About half of this was spread on agricultural land in Middlesex. With regret, however, Middleton notes that “…..ninety-nine parts in every hundred of the soil of privies, is carried by the common sewers into the Thames……… a very great loss to agriculture………” Until the 1760s, city wards had employed sweepers to remove horse (and other) manure and waste products from the streets; thereafter, street cleaners paid a levy for the privilege of 3d per cartload, increasing to 12d in the 1780s and averaging 2s in the 1790s!

Established manure traders heaped waste material into dunghills to accelerate its decomposition. These were ‘bottomed’ on pond mud and road scrapings to prevent loss of ‘liquors’ and encased with ‘cleansings’ from ditches. Sale price per cartload was determined by the number of horses used by buyers. Dry ‘street-slop’ sold, at that time, for 1s per horse; and dry night-soil from privies at 1s 6d.

Different measures applied to: bones – raw, boiled or burnt, and coal ashes – 6s a load; soot 8d per bushel; horn shavings from 6s to 7s a sack of 8 bushels; woollen rags 2s 4d to 3s a hundredweight; and hog’s hair, if wet, 15s a cartload! Chimney sweeps allegedly ‘spiced the soot’ with finely ground ash and earth!

Vendors at riverside ‘dung wharfs’ charged by the ‘bargeload’ (up to thirty tons) according to distance and tidal reach. Transfer charges (even as back freight) on turnpike roads averaged 2s per mile per cartload; by barge, the equivalent cost was 6d.
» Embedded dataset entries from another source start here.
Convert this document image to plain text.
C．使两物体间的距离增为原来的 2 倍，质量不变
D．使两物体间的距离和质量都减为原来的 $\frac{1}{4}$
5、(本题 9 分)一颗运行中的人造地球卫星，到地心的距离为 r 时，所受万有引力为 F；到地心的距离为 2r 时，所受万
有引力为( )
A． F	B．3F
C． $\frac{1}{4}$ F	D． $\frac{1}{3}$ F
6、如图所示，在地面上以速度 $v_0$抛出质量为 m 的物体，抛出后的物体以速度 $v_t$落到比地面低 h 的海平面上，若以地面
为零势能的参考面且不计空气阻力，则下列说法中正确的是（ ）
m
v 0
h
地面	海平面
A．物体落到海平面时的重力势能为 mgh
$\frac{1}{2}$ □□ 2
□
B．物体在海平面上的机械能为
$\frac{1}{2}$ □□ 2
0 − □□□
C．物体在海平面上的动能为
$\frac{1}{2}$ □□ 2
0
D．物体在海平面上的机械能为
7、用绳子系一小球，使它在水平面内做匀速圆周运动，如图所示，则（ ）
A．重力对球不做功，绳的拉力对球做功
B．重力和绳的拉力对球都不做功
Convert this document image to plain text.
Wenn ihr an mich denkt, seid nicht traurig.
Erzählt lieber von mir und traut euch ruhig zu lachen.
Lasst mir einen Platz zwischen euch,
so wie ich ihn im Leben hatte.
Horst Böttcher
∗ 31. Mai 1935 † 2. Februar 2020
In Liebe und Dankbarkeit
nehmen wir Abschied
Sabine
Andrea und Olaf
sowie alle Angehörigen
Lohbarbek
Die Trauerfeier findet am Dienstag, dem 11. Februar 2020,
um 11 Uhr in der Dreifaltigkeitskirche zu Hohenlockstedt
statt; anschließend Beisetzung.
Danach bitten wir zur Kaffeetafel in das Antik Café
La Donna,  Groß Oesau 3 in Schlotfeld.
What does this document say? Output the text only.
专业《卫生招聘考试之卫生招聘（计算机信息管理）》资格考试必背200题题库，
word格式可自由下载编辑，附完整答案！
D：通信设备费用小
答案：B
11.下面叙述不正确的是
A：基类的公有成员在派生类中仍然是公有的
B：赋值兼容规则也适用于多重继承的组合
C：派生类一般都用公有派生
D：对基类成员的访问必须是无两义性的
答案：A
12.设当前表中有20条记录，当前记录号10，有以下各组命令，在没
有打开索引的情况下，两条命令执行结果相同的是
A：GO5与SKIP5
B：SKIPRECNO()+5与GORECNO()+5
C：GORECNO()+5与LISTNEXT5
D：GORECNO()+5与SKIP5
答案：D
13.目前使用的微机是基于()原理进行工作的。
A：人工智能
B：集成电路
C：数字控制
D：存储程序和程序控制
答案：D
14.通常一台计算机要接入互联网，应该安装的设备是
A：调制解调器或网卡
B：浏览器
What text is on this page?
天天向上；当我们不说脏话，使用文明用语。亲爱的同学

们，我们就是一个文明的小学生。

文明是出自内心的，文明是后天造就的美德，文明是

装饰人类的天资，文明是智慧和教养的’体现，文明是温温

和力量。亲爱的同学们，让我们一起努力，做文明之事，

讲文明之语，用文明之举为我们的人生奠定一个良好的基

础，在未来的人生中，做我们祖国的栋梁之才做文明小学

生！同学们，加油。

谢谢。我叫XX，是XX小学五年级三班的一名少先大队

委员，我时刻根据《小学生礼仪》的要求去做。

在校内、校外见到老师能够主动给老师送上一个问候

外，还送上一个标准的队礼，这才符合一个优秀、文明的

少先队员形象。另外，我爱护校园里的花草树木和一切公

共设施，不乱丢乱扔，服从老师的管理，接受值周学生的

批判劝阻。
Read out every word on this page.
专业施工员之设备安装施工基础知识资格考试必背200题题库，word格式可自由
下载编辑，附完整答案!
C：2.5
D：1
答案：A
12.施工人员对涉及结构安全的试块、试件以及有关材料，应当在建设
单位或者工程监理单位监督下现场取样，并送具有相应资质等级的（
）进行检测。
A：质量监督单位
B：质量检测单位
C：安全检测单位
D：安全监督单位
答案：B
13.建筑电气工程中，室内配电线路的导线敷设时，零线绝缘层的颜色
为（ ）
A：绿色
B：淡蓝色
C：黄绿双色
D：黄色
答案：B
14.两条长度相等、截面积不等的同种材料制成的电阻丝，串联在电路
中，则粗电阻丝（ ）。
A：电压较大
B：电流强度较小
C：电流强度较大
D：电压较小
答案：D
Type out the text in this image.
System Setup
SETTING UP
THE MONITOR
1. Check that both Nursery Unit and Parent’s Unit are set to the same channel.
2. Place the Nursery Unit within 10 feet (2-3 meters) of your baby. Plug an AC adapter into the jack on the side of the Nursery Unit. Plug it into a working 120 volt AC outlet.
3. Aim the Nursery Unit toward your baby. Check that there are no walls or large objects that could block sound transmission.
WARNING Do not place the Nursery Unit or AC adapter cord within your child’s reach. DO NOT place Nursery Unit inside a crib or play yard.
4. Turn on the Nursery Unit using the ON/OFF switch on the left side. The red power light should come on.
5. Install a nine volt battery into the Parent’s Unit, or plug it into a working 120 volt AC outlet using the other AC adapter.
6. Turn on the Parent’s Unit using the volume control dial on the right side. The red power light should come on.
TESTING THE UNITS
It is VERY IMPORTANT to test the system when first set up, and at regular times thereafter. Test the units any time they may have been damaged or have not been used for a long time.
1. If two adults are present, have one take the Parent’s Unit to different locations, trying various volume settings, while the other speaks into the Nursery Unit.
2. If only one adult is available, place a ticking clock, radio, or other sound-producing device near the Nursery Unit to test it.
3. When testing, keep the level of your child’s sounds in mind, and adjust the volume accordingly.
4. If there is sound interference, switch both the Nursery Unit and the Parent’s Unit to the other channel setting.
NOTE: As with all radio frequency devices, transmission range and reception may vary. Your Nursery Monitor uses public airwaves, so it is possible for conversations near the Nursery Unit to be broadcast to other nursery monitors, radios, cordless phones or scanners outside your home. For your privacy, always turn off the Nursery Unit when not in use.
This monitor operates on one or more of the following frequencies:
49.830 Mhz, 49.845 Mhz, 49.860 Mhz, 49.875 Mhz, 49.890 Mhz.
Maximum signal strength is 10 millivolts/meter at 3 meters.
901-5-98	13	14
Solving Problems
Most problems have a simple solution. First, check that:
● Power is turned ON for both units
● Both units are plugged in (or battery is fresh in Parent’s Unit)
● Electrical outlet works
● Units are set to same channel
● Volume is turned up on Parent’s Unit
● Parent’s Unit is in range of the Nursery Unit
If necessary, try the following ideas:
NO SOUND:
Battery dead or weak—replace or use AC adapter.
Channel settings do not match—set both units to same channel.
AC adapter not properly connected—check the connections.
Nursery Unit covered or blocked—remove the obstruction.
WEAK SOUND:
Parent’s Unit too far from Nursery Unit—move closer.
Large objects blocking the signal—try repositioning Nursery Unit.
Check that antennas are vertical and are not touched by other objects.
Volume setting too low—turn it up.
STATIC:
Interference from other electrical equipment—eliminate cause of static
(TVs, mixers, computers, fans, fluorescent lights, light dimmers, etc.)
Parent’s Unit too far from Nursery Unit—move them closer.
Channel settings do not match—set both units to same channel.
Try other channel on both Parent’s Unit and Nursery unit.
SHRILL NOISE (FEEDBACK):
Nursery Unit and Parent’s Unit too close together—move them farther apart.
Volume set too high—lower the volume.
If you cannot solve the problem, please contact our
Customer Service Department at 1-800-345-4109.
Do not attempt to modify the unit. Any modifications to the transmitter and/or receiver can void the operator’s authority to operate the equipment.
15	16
It required 20-24 loads of fermented dung (cold manure) or 36 loads of fresh dung (hot manure) to fertilise an acre. Baird claimed that gardeners (nurserymen) manured land twice in every three years; farmers once. Evidence from correspondents indicates an average annual fertiliser cost of between £5 and £9 per acre depending on proximity to the Thames and cultivation practices.